La forza del passato che contamina le avanguardie. Un amore che si trasforma e comincia la sua narrazione. Così per confrontarsi con gli artisti che, mentre negano l’arte del passato, però non smettono di guardare all’antico. Le avanguardie del novecento restano comunque collegate alla fascinazione dell’antico e lo racconta la Mostra “La seduzione dell’antico. Da Picasso a Duchamp da de Chirico a Pistoletto”, al Mar di Ravenna, attiva sino al 31 marzo. È un confronto questo per comprendere che chi nega il passato non può prescindere dai suoi archetipi, dai suoi simboli, dai suoi maestri.
Il novecento non ci lascia, perché è un secolo doppio, o meglio è il classicismo del ritorno all’ordine ed è la trasfigurazione moderna e caotica; con questa dualità è possibile interpretare un periodo storico-artistico che vede le lacerazioni futuriste approdare all’ordine della forma primigenia. Come Gino Severini. I quadri emblematici di questo percorso del Mar sono ‘Ballerina blu’ (1912) e ‘Maternità’ (1916) di Severini, il quale, in pochi anni, tocca due polarità, dialogando con la scomposizione avanguardistica dell’immagine e subito dopo con la figurazione tradizionale.

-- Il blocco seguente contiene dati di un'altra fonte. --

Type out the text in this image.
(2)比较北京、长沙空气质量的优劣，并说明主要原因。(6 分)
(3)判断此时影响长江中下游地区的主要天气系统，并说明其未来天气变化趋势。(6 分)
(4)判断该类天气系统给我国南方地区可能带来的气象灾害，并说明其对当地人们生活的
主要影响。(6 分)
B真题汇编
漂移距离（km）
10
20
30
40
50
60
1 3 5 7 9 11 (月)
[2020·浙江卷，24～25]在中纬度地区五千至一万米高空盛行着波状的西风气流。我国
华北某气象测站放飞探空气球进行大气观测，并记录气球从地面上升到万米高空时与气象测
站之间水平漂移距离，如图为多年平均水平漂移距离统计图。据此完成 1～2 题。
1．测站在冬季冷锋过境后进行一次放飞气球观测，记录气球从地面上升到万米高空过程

In arte il futuro e il passato non finiscono. Il de Chirico metafisico e innovativo non si spiega senza l’amore per il mito greco arcaico. Le sue piazze italiane mettono insieme ciminiere e viste su città rinascimentali; ed è per tale motivo che l’esposizione propone una meravigliosa ‘Piazza d’Italia’(1916). Il Carrà, che ha esaurito l’enfasi modernista, guarda al duecento giottesco e le proprie opere par che dicano “Quel non so che di antico e moderno…”, per usare le sue parole e per rammentare una straordinaria storia artistica che ben si concentra nella tele ‘Madre e figlio’ (1934).

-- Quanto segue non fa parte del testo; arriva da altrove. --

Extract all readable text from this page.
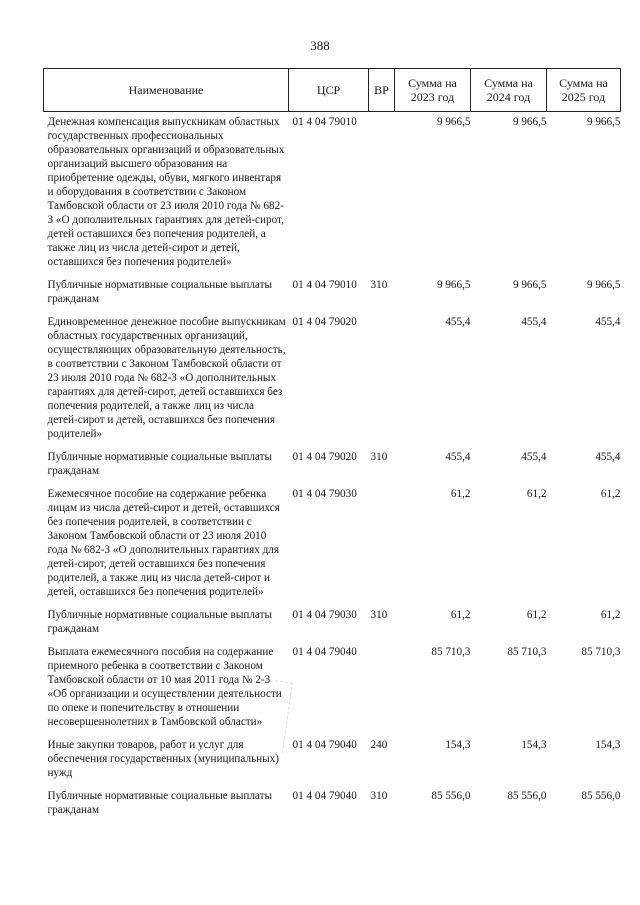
388
Наименование	ЦСР	ВР	Сумма на 2023 год	Сумма на 2024 год	Сумма на 2025 год
Денежная компенсация выпускникам областных государственных профессиональных образовательных организаций и образовательных организаций высшего образования на приобретение одежды, обуви, мягкого инвентаря и оборудования в соответствии с Законом Тамбовской области от 23 июля 2010 года № 682-З «О дополнительных гарантиях для детей-сирот, детей оставшихся без попечения родителей, а также лиц из числа детей-сирот и детей, оставшихся без попечения родителей»	01 4 04 79010		9 966,5	9 966,5	9 966,5
Публичные нормативные социальные выплаты гражданам	01 4 04 79010	310	9 966,5	9 966,5	9 966,5
Единовременное денежное пособие выпускникам областных государственных организаций, осуществляющих образовательную деятельность, в соответствии с Законом Тамбовской области от 23 июля 2010 года № 682-З «О дополнительных гарантиях для детей-сирот, детей оставшихся без попечения родителей, а также лиц из числа детей-сирот и детей, оставшихся без попечения родителей»	01 4 04 79020		455,4	455,4	455,4
Публичные нормативные социальные выплаты гражданам	01 4 04 79020	310	455,4	455,4	455,4
Ежемесячное пособие на содержание ребенка лицам из числа детей-сирот и детей, оставшихся без попечения родителей, в соответствии с Законом Тамбовской области от 23 июля 2010 года № 682-З «О дополнительных гарантиях для детей-сирот, детей оставшихся без попечения родителей, а также лиц из числа детей-сирот и детей, оставшихся без попечения родителей»	01 4 04 79030		61,2	61,2	61,2
Публичные нормативные социальные выплаты гражданам	01 4 04 79030	310	61,2	61,2	61,2
Выплата ежемесячного пособия на содержание приемного ребенка в соответствии с Законом Тамбовской области от 10 мая 2011 года № 2-З «Об организации и осуществлении деятельности по опеке и попечительству в отношении несовершеннолетних в Тамбовской области»	01 4 04 79040		85 710,3	85 710,3	85 710,3
Иные закупки товаров, работ и услуг для обеспечения государственных (муниципальных) нужд	01 4 04 79040	240	154,3	154,3	154,3
Публичные нормативные социальные выплаты гражданам	01 4 04 79040	310	85 556,0	85 556,0	85 556,0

Morandi, Casorati, poi la Scuola romana, Guttuso, Fiume, Palladino, solo una parte di nomi presenti al Mar, per sottolineare che l’antico ha comunicato se stesso anche a questi artisti innovatori. E cosa sarebbe l’ultimo Sironi senza le sue composizioni evocative di un passato egizio o mesopotamico? Cosa sarebbe Picasso senza la sua stagione neoclassica? Il novecento modernista e rinnovatore è più che mai legato alle lontananze della storia.

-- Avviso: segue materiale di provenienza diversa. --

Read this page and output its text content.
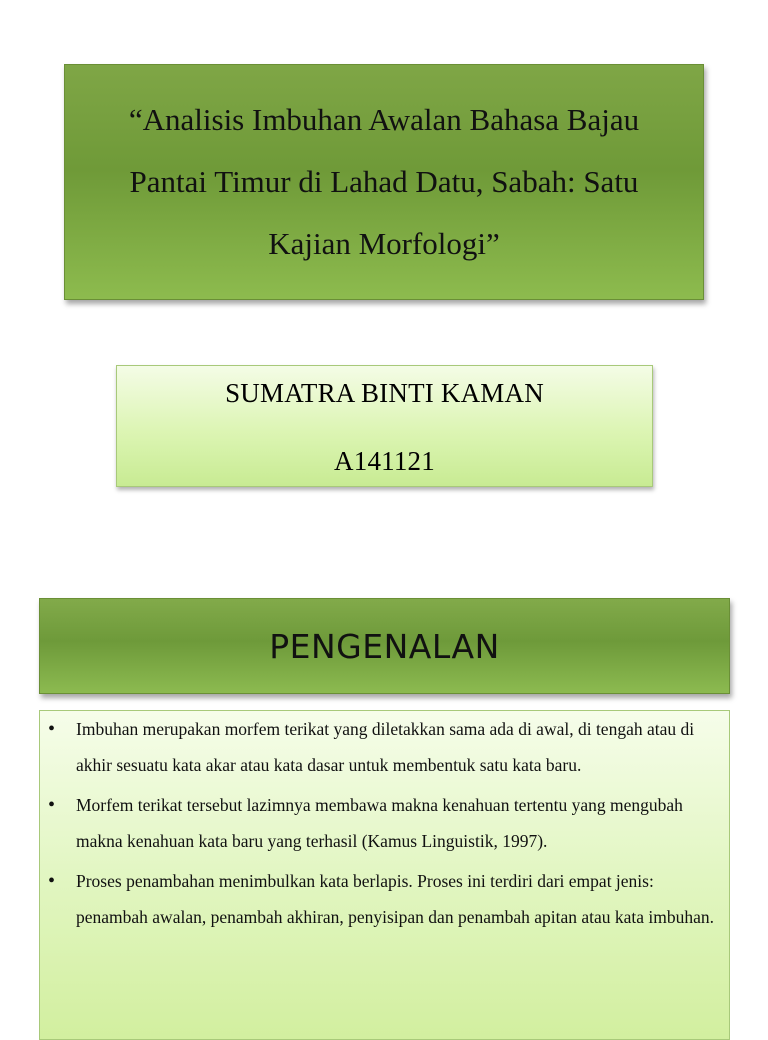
“Analisis Imbuhan Awalan Bahasa Bajau Pantai Timur di Lahad Datu, Sabah: Satu Kajian Morfologi”
SUMATRA BINTI KAMAN
A141121
PENGENALAN
• Imbuhan merupakan morfem terikat yang diletakkan sama ada di awal, di tengah atau di akhir sesuatu kata akar atau kata dasar untuk membentuk satu kata baru.
• Morfem terikat tersebut lazimnya membawa makna kenahuan tertentu yang mengubah makna kenahuan kata baru yang terhasil (Kamus Linguistik, 1997).
• Proses penambahan menimbulkan kata berlapis. Proses ini terdiri dari empat jenis: penambah awalan, penambah akhiran, penyisipan dan penambah apitan atau kata imbuhan.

Il nuovo infondo è una rilettura del passato. Pertanto, “Recuperi, ritorni, malinconie, per la grande arte che fu, sono il retaggio anche della contemporaneità. In mostra c’è Paladino che guarda a Giotto (Testimone, 1999); Vettor Pisani che con la scenografica Barca dei sogni cita Böcklin; Parmiggiani, ex pauperista che oggi riflette sul tema dell’assenza e del passare del tempo (Icona, 1985), solo per citare qualche nostalgico.” Così l’artefice della Mostra, Claudio Spadoni e alla notevole esposizione egli conferisce un sintagma intrigante, che è un ossimoro, vale a dire: il fascino antico del moderno. Perciò, quando ragioniamo di arte, non ci lascia il verso di Jorge Luis Borges, “Tutto accade per la prima volta ma in modo eterno” e adesso per parafrasare: Il tutto avviene, per il moderno, ma in modo antico.